I’m a strong proponent of microservices but only for one thing - the ability to scale the number of engineers working on a product. If you can abstract out a contract between each service then developers are unburdened to iterate as fast as they can without constant communication overheads.

The idea of a 2 dev org deciding to replace simple maintenance free function calls with authenticated, TLS-secured, retry-able, service-located, rate-limited remote procedure calls (in the general sense of the term) and replacing simple method parameters with serialisation and deserialisation overhead… it’s all just pretty absurd.

Puts|4 years ago

The Linux kernel have had 12,000 engineers working on it while still being a monolith.

theobr|4 years ago

Lambda =/= microservice. I run my entire company off of a single lambda function and a single Next.js project - best DX I've ever experienced.

tbran|4 years ago

You should do a writeup on your blog!
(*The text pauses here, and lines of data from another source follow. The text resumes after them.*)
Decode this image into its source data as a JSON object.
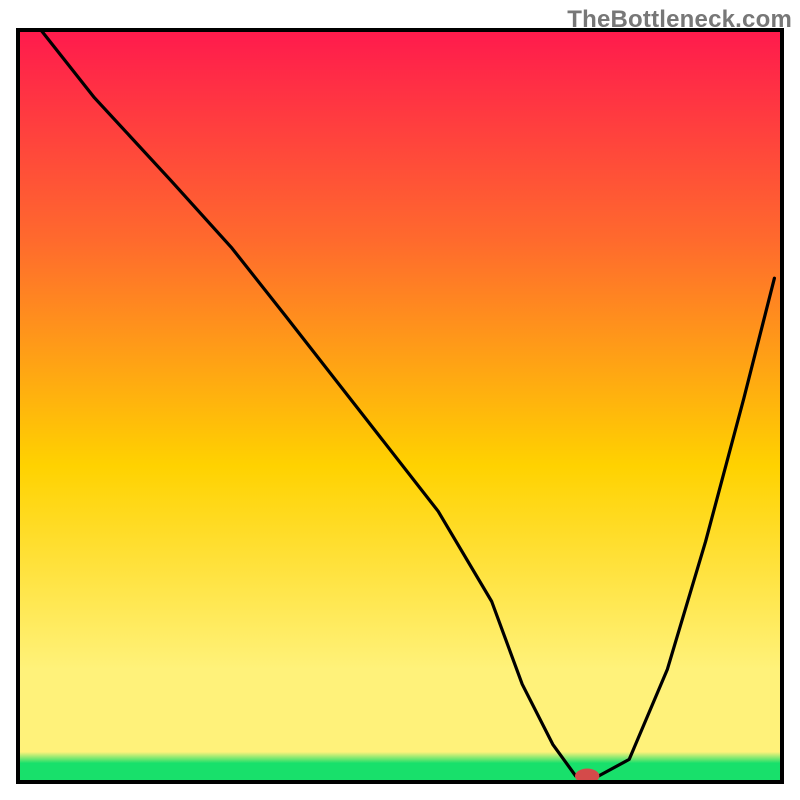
{
  "watermark": "TheBottleneck.com",
  "colors": {
    "gradient_top": "#ff1a4d",
    "gradient_mid_upper": "#ff6a2d",
    "gradient_mid": "#ffd200",
    "gradient_lower_yellow": "#fff27a",
    "gradient_green": "#18e06b",
    "curve_stroke": "#000000",
    "frame_stroke": "#000000",
    "marker_fill": "#d44a4a"
  },
  "chart_data": {
    "type": "line",
    "title": "",
    "xlabel": "",
    "ylabel": "",
    "xlim": [
      0,
      100
    ],
    "ylim": [
      0,
      100
    ],
    "grid": false,
    "legend": false,
    "note": "V-shaped bottleneck curve over red→yellow→green vertical gradient. x is normalized 0–100 horizontal position, y is normalized 0–100 measure (100 = top/red, 0 = bottom/green).",
    "series": [
      {
        "name": "bottleneck-curve",
        "x": [
          3,
          10,
          20,
          28,
          35,
          45,
          55,
          62,
          66,
          70,
          73,
          76,
          80,
          85,
          90,
          95,
          99
        ],
        "y": [
          100,
          91,
          80,
          71,
          62,
          49,
          36,
          24,
          13,
          5,
          0.8,
          0.8,
          3,
          15,
          32,
          51,
          67
        ]
      }
    ],
    "marker": {
      "name": "optimal-point",
      "x": 74.5,
      "y": 0.8,
      "rx": 1.6,
      "ry": 1.0
    }
  }
}
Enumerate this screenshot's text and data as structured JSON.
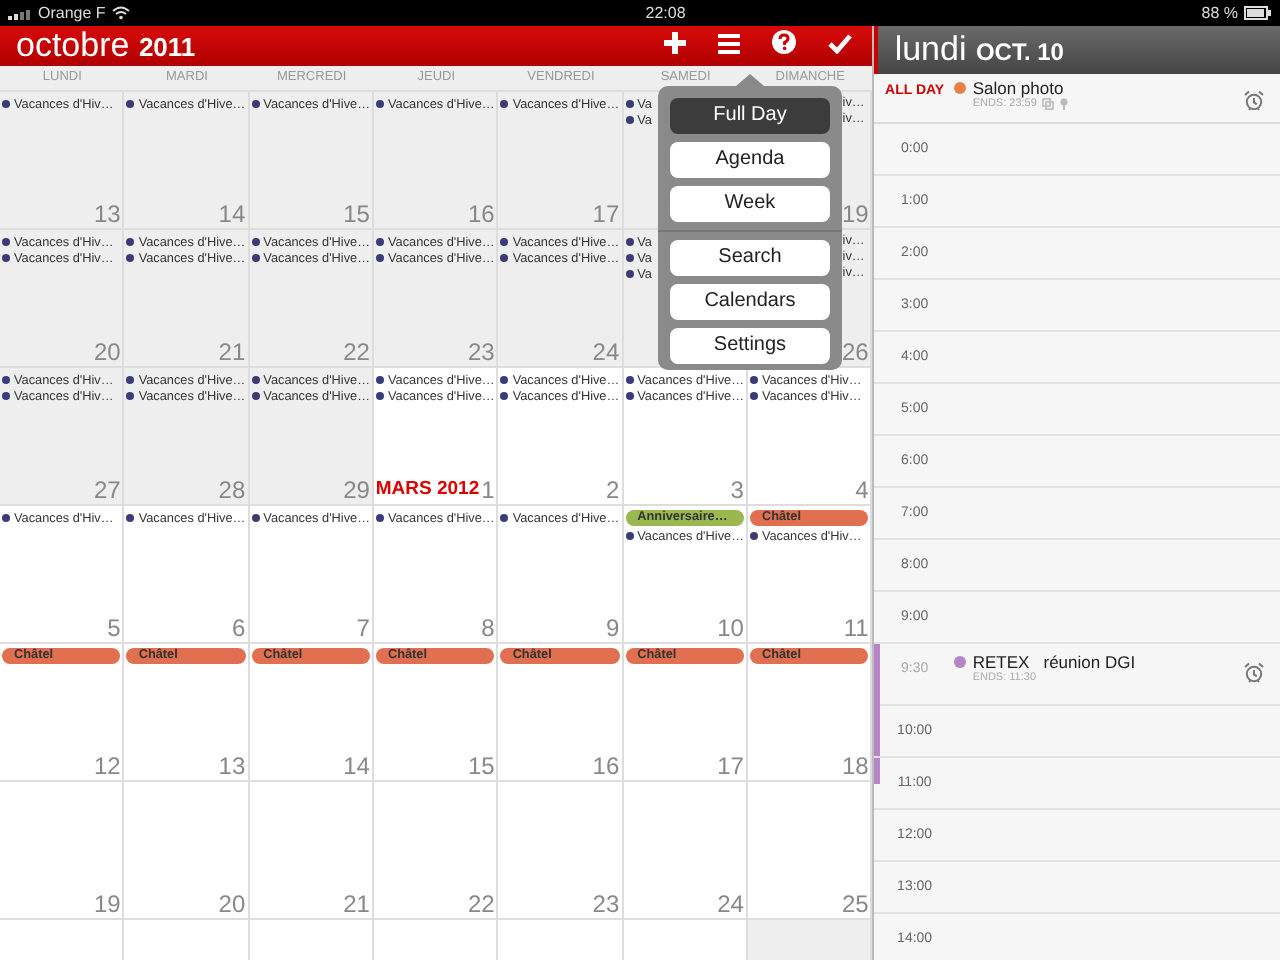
{
  "status_bar": {
    "carrier": "Orange F",
    "time": "22:08",
    "battery": "88 %"
  },
  "month_header": {
    "title": "octobre **2011**"
  },
  "weekdays": [
    "LUNDI",
    "MARDI",
    "MERCREDI",
    "JEUDI",
    "VENDREDI",
    "SAMEDI",
    "DIMANCHE"
  ],
  "weeks": [
    {
      "days": [
        {
          "day": "13",
          "muted": true,
          "events": [
            {
              "kind": "dot",
              "text": "Vacances d'Hiv…",
              "color": "#3b3b78"
            }
          ]
        },
        {
          "day": "14",
          "muted": true,
          "events": [
            {
              "kind": "dot",
              "text": "Vacances d'Hive…",
              "color": "#3b3b78"
            }
          ]
        },
        {
          "day": "15",
          "muted": true,
          "events": [
            {
              "kind": "dot",
              "text": "Vacances d'Hive…",
              "color": "#3b3b78"
            }
          ]
        },
        {
          "day": "16",
          "muted": true,
          "events": [
            {
              "kind": "dot",
              "text": "Vacances d'Hive…",
              "color": "#3b3b78"
            }
          ]
        },
        {
          "day": "17",
          "muted": true,
          "events": [
            {
              "kind": "dot",
              "text": "Vacances d'Hive…",
              "color": "#3b3b78"
            }
          ]
        },
        {
          "muted": true,
          "events": [
            {
              "kind": "dot",
              "text": "Va",
              "color": "#3b3b78"
            },
            {
              "kind": "dot",
              "text": "Va",
              "color": "#3b3b78"
            }
          ]
        },
        {
          "day": "19",
          "muted": true,
          "events": [
            {
              "kind": "tail",
              "text": "iv…"
            },
            {
              "kind": "tail",
              "text": "iv…"
            }
          ]
        }
      ]
    },
    {
      "days": [
        {
          "day": "20",
          "muted": true,
          "events": [
            {
              "kind": "dot",
              "text": "Vacances d'Hiv…",
              "color": "#3b3b78"
            },
            {
              "kind": "dot",
              "text": "Vacances d'Hiv…",
              "color": "#3b3b78"
            }
          ]
        },
        {
          "day": "21",
          "muted": true,
          "events": [
            {
              "kind": "dot",
              "text": "Vacances d'Hive…",
              "color": "#3b3b78"
            },
            {
              "kind": "dot",
              "text": "Vacances d'Hive…",
              "color": "#3b3b78"
            }
          ]
        },
        {
          "day": "22",
          "muted": true,
          "events": [
            {
              "kind": "dot",
              "text": "Vacances d'Hive…",
              "color": "#3b3b78"
            },
            {
              "kind": "dot",
              "text": "Vacances d'Hive…",
              "color": "#3b3b78"
            }
          ]
        },
        {
          "day": "23",
          "muted": true,
          "events": [
            {
              "kind": "dot",
              "text": "Vacances d'Hive…",
              "color": "#3b3b78"
            },
            {
              "kind": "dot",
              "text": "Vacances d'Hive…",
              "color": "#3b3b78"
            }
          ]
        },
        {
          "day": "24",
          "muted": true,
          "events": [
            {
              "kind": "dot",
              "text": "Vacances d'Hive…",
              "color": "#3b3b78"
            },
            {
              "kind": "dot",
              "text": "Vacances d'Hive…",
              "color": "#3b3b78"
            }
          ]
        },
        {
          "muted": true,
          "events": [
            {
              "kind": "dot",
              "text": "Va",
              "color": "#3b3b78"
            },
            {
              "kind": "dot",
              "text": "Va",
              "color": "#3b3b78"
            },
            {
              "kind": "dot",
              "text": "Va",
              "color": "#3b3b78"
            }
          ]
        },
        {
          "day": "26",
          "muted": true,
          "events": [
            {
              "kind": "tail",
              "text": "iv…"
            },
            {
              "kind": "tail",
              "text": "iv…"
            },
            {
              "kind": "tail",
              "text": "iv…"
            }
          ]
        }
      ]
    },
    {
      "days": [
        {
          "day": "27",
          "muted": true,
          "events": [
            {
              "kind": "dot",
              "text": "Vacances d'Hiv…",
              "color": "#3b3b78"
            },
            {
              "kind": "dot",
              "text": "Vacances d'Hiv…",
              "color": "#3b3b78"
            }
          ]
        },
        {
          "day": "28",
          "muted": true,
          "events": [
            {
              "kind": "dot",
              "text": "Vacances d'Hive…",
              "color": "#3b3b78"
            },
            {
              "kind": "dot",
              "text": "Vacances d'Hive…",
              "color": "#3b3b78"
            }
          ]
        },
        {
          "day": "29",
          "muted": true,
          "events": [
            {
              "kind": "dot",
              "text": "Vacances d'Hive…",
              "color": "#3b3b78"
            },
            {
              "kind": "dot",
              "text": "Vacances d'Hive…",
              "color": "#3b3b78"
            }
          ]
        },
        {
          "day": "1",
          "month_label": "MARS 2012",
          "muted": false,
          "events": [
            {
              "kind": "dot",
              "text": "Vacances d'Hive…",
              "color": "#3b3b78"
            },
            {
              "kind": "dot",
              "text": "Vacances d'Hive…",
              "color": "#3b3b78"
            }
          ]
        },
        {
          "day": "2",
          "muted": false,
          "events": [
            {
              "kind": "dot",
              "text": "Vacances d'Hive…",
              "color": "#3b3b78"
            },
            {
              "kind": "dot",
              "text": "Vacances d'Hive…",
              "color": "#3b3b78"
            }
          ]
        },
        {
          "day": "3",
          "muted": false,
          "events": [
            {
              "kind": "dot",
              "text": "Vacances d'Hive…",
              "color": "#3b3b78"
            },
            {
              "kind": "dot",
              "text": "Vacances d'Hive…",
              "color": "#3b3b78"
            }
          ]
        },
        {
          "day": "4",
          "muted": false,
          "events": [
            {
              "kind": "dot",
              "text": "Vacances d'Hiv…",
              "color": "#3b3b78"
            },
            {
              "kind": "dot",
              "text": "Vacances d'Hiv…",
              "color": "#3b3b78"
            }
          ]
        }
      ]
    },
    {
      "days": [
        {
          "day": "5",
          "muted": false,
          "events": [
            {
              "kind": "dot",
              "text": "Vacances d'Hiv…",
              "color": "#3b3b78"
            }
          ]
        },
        {
          "day": "6",
          "muted": false,
          "events": [
            {
              "kind": "dot",
              "text": "Vacances d'Hive…",
              "color": "#3b3b78"
            }
          ]
        },
        {
          "day": "7",
          "muted": false,
          "events": [
            {
              "kind": "dot",
              "text": "Vacances d'Hive…",
              "color": "#3b3b78"
            }
          ]
        },
        {
          "day": "8",
          "muted": false,
          "events": [
            {
              "kind": "dot",
              "text": "Vacances d'Hive…",
              "color": "#3b3b78"
            }
          ]
        },
        {
          "day": "9",
          "muted": false,
          "events": [
            {
              "kind": "dot",
              "text": "Vacances d'Hive…",
              "color": "#3b3b78"
            }
          ]
        },
        {
          "day": "10",
          "muted": false,
          "events": [
            {
              "kind": "bar",
              "text": "Anniversaire…",
              "color": "#9bb850"
            },
            {
              "kind": "dot",
              "text": "Vacances d'Hive…",
              "color": "#3b3b78"
            }
          ]
        },
        {
          "day": "11",
          "muted": false,
          "events": [
            {
              "kind": "bar",
              "text": "Châtel",
              "color": "#e07050"
            },
            {
              "kind": "dot",
              "text": "Vacances d'Hiv…",
              "color": "#3b3b78"
            }
          ]
        }
      ]
    },
    {
      "days": [
        {
          "day": "12",
          "muted": false,
          "events": [
            {
              "kind": "bar",
              "text": "Châtel",
              "color": "#e07050"
            }
          ]
        },
        {
          "day": "13",
          "muted": false,
          "events": [
            {
              "kind": "bar",
              "text": "Châtel",
              "color": "#e07050"
            }
          ]
        },
        {
          "day": "14",
          "muted": false,
          "events": [
            {
              "kind": "bar",
              "text": "Châtel",
              "color": "#e07050"
            }
          ]
        },
        {
          "day": "15",
          "muted": false,
          "events": [
            {
              "kind": "bar",
              "text": "Châtel",
              "color": "#e07050"
            }
          ]
        },
        {
          "day": "16",
          "muted": false,
          "events": [
            {
              "kind": "bar",
              "text": "Châtel",
              "color": "#e07050"
            }
          ]
        },
        {
          "day": "17",
          "muted": false,
          "events": [
            {
              "kind": "bar",
              "text": "Châtel",
              "color": "#e07050"
            }
          ]
        },
        {
          "day": "18",
          "muted": false,
          "events": [
            {
              "kind": "bar",
              "text": "Châtel",
              "color": "#e07050"
            }
          ]
        }
      ]
    },
    {
      "days": [
        {
          "day": "19",
          "muted": false
        },
        {
          "day": "20",
          "muted": false
        },
        {
          "day": "21",
          "muted": false
        },
        {
          "day": "22",
          "muted": false
        },
        {
          "day": "23",
          "muted": false
        },
        {
          "day": "24",
          "muted": false
        },
        {
          "day": "25",
          "muted": false
        }
      ]
    },
    {
      "days": [
        {
          "muted": false
        },
        {
          "muted": false
        },
        {
          "muted": false
        },
        {
          "muted": false
        },
        {
          "muted": false
        },
        {
          "muted": false
        },
        {
          "muted": true
        }
      ]
    }
  ],
  "view_menu": {
    "groups": [
      [
        {
          "label": "Full Day",
          "selected": true
        },
        {
          "label": "Agenda",
          "selected": false
        },
        {
          "label": "Week",
          "selected": false
        }
      ],
      [
        {
          "label": "Search",
          "selected": false
        },
        {
          "label": "Calendars",
          "selected": false
        },
        {
          "label": "Settings",
          "selected": false
        }
      ]
    ]
  },
  "day_panel": {
    "title": "lundi **OCT. 10**",
    "all_day_label": "ALL DAY",
    "all_day_events": [
      {
        "title": "Salon photo",
        "ends": "ENDS: 23:59",
        "color": "#e8804a",
        "alarm": true
      }
    ],
    "slots": [
      {
        "kind": "hour",
        "time": "0:00"
      },
      {
        "kind": "hour",
        "time": "1:00"
      },
      {
        "kind": "hour",
        "time": "2:00"
      },
      {
        "kind": "hour",
        "time": "3:00"
      },
      {
        "kind": "hour",
        "time": "4:00"
      },
      {
        "kind": "hour",
        "time": "5:00"
      },
      {
        "kind": "hour",
        "time": "6:00"
      },
      {
        "kind": "hour",
        "time": "7:00"
      },
      {
        "kind": "hour",
        "time": "8:00"
      },
      {
        "kind": "hour",
        "time": "9:00"
      },
      {
        "kind": "event",
        "time": "9:30",
        "title": "RETEX   réunion DGI",
        "ends": "ENDS: 11:30",
        "color": "#b784c8",
        "alarm": true
      },
      {
        "kind": "hour",
        "time": "10:00"
      },
      {
        "kind": "hour",
        "time": "11:00"
      },
      {
        "kind": "hour",
        "time": "12:00"
      },
      {
        "kind": "hour",
        "time": "13:00"
      },
      {
        "kind": "hour",
        "time": "14:00"
      }
    ]
  }
}
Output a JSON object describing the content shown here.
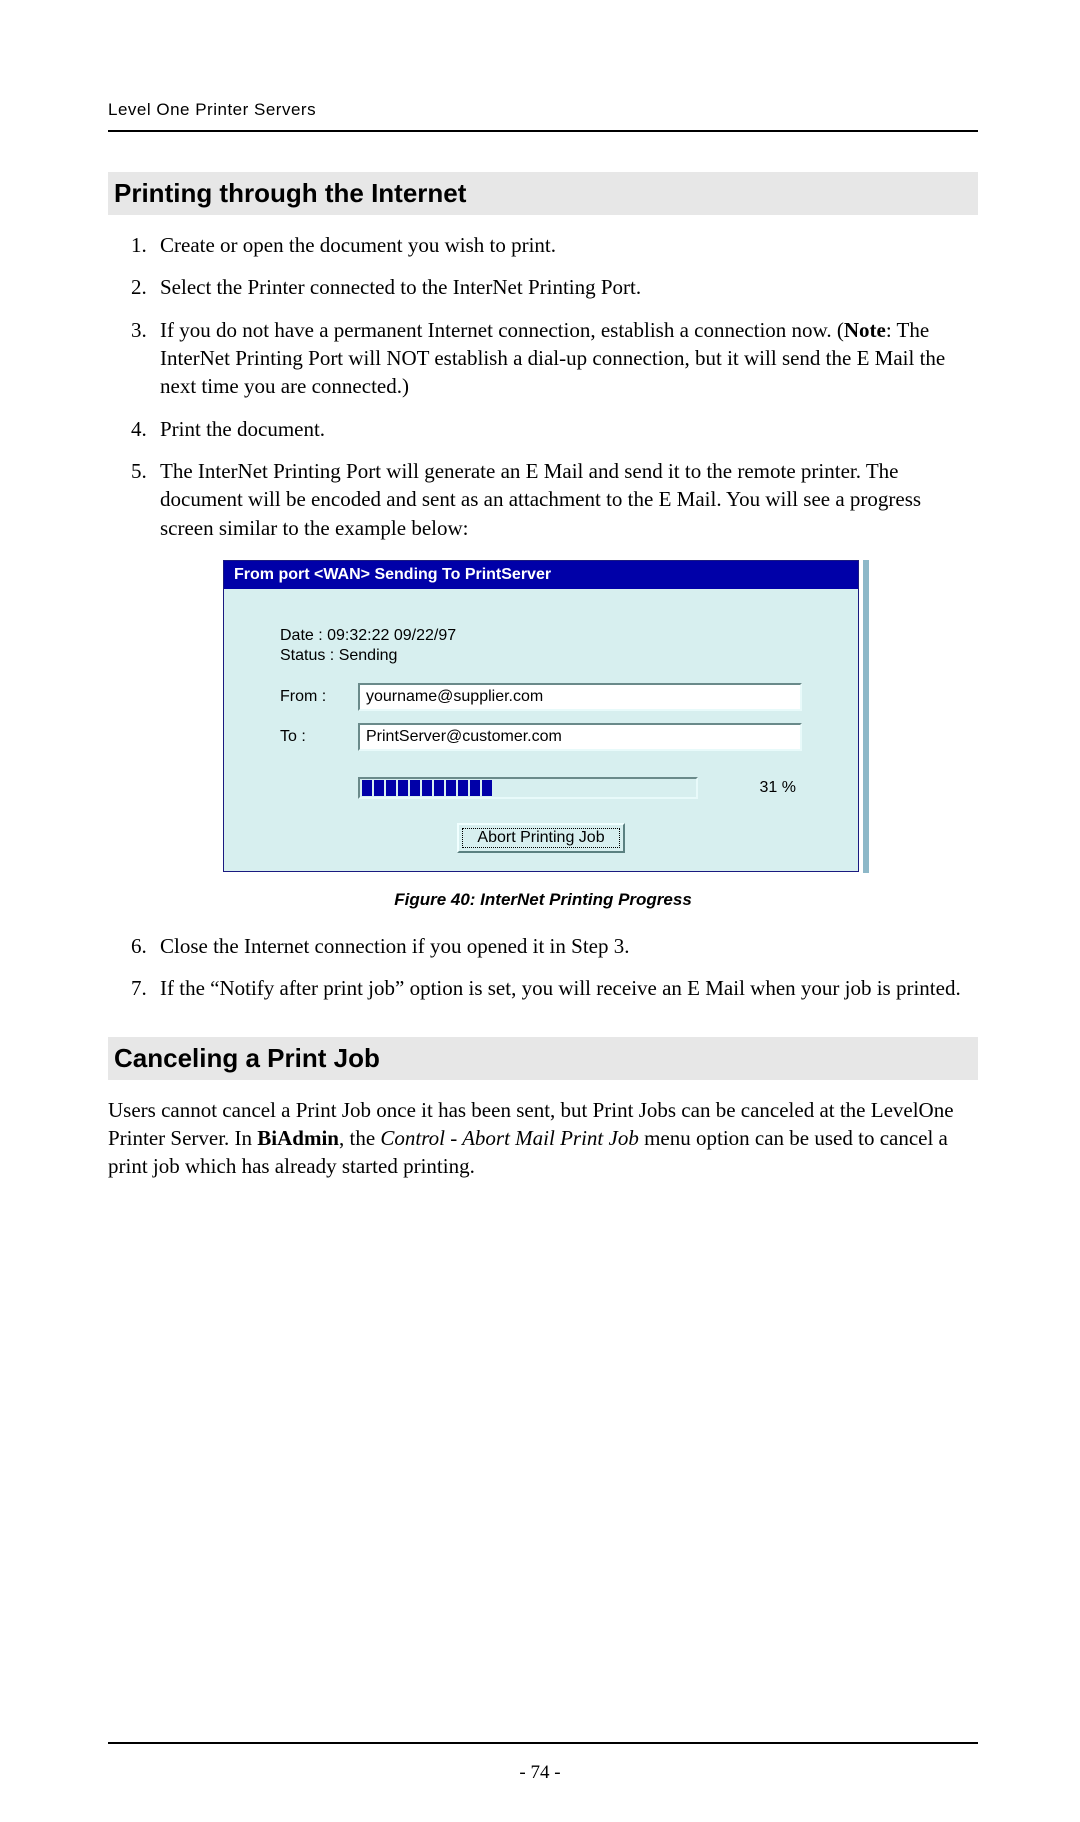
{
  "header": {
    "running": "Level One Printer Servers"
  },
  "section1": {
    "title": "Printing through the Internet",
    "steps_a": [
      "Create or open the document you wish to print.",
      "Select the Printer connected to the InterNet Printing Port.",
      {
        "pre": "If you do not have a permanent Internet connection, establish a connection now. (",
        "bold": "Note",
        "post": ": The InterNet Printing Port will NOT establish a dial-up connection, but it will send the E Mail the next time you are connected.)"
      },
      "Print the document.",
      "The InterNet Printing Port will generate an E Mail and send it to the remote printer. The document will be encoded and sent as an attachment to the E Mail. You will see a progress screen similar to the example below:"
    ],
    "steps_b": [
      "Close the Internet connection if you opened it in Step 3.",
      "If the “Notify after print job” option is set, you will receive an E Mail when your job is printed."
    ],
    "steps_b_start": 6
  },
  "dialog": {
    "title": "From port <WAN> Sending To PrintServer",
    "date_line": "Date : 09:32:22 09/22/97",
    "status_line": "Status : Sending",
    "from_label": "From :",
    "from_value": "yourname@supplier.com",
    "to_label": "To :",
    "to_value": "PrintServer@customer.com",
    "progress_percent": "31 %",
    "progress_segments": 11,
    "abort_label": "Abort Printing Job"
  },
  "figure": {
    "caption": "Figure 40: InterNet Printing Progress"
  },
  "section2": {
    "title": "Canceling a Print Job",
    "para": {
      "pre": "Users cannot cancel a Print Job once it has been sent, but Print Jobs can be canceled at the LevelOne Printer Server. In ",
      "b1": "BiAdmin",
      "mid": ", the ",
      "i1": "Control - Abort Mail Print Job",
      "post": " menu option can be used to cancel a print job which has already started printing."
    }
  },
  "footer": {
    "page": "- 74 -"
  }
}
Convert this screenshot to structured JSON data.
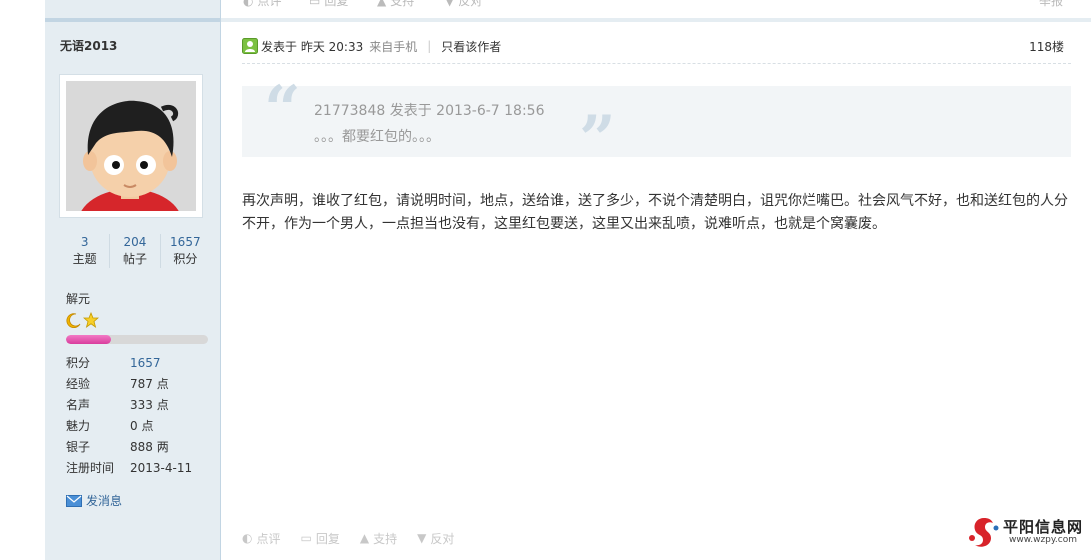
{
  "top_actions": {
    "rate": "点评",
    "reply": "回复",
    "support": "支持",
    "oppose": "反对",
    "report": "举报"
  },
  "author": {
    "name": "无语2013",
    "stats": [
      {
        "num": "3",
        "label": "主题"
      },
      {
        "num": "204",
        "label": "帖子"
      },
      {
        "num": "1657",
        "label": "积分"
      }
    ],
    "rank_title": "解元",
    "rank_progress": 0.32,
    "info": [
      {
        "k": "积分",
        "v": "1657"
      },
      {
        "k": "经验",
        "v": "787 点"
      },
      {
        "k": "名声",
        "v": "333 点"
      },
      {
        "k": "魅力",
        "v": "0 点"
      },
      {
        "k": "银子",
        "v": "888 两"
      },
      {
        "k": "注册时间",
        "v": "2013-4-11"
      }
    ],
    "message": "发消息"
  },
  "post": {
    "posted_prefix": "发表于 昨天 20:33",
    "source": "来自手机",
    "only_author": "只看该作者",
    "floor": "118楼",
    "quote_head": "21773848 发表于 2013-6-7 18:56",
    "quote_body": "。。。都要红包的。。。",
    "content": "再次声明，谁收了红包，请说明时间，地点，送给谁，送了多少，不说个清楚明白，诅咒你烂嘴巴。社会风气不好，也和送红包的人分不开，作为一个男人，一点担当也没有，这里红包要送，这里又出来乱喷，说难听点，也就是个窝囊废。"
  },
  "bottom_actions": {
    "rate": "点评",
    "reply": "回复",
    "support": "支持",
    "oppose": "反对"
  },
  "watermark": {
    "name": "平阳信息网",
    "url": "www.wzpy.com"
  }
}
I'm curious what your lambda looks like.

boomskats|4 years ago

Does your project and DX need to scale across multiple developers?

chronofar|4 years ago

I’ve found AWS’s SAM to be a real pleasure to use (though I’ve only used it a bit), and it would solve the pain points you’re talking about here (basically include all your functions in a single repo with a sam template and accompanying cli that makes deployment and orchestration a breeze). May be worth a gander.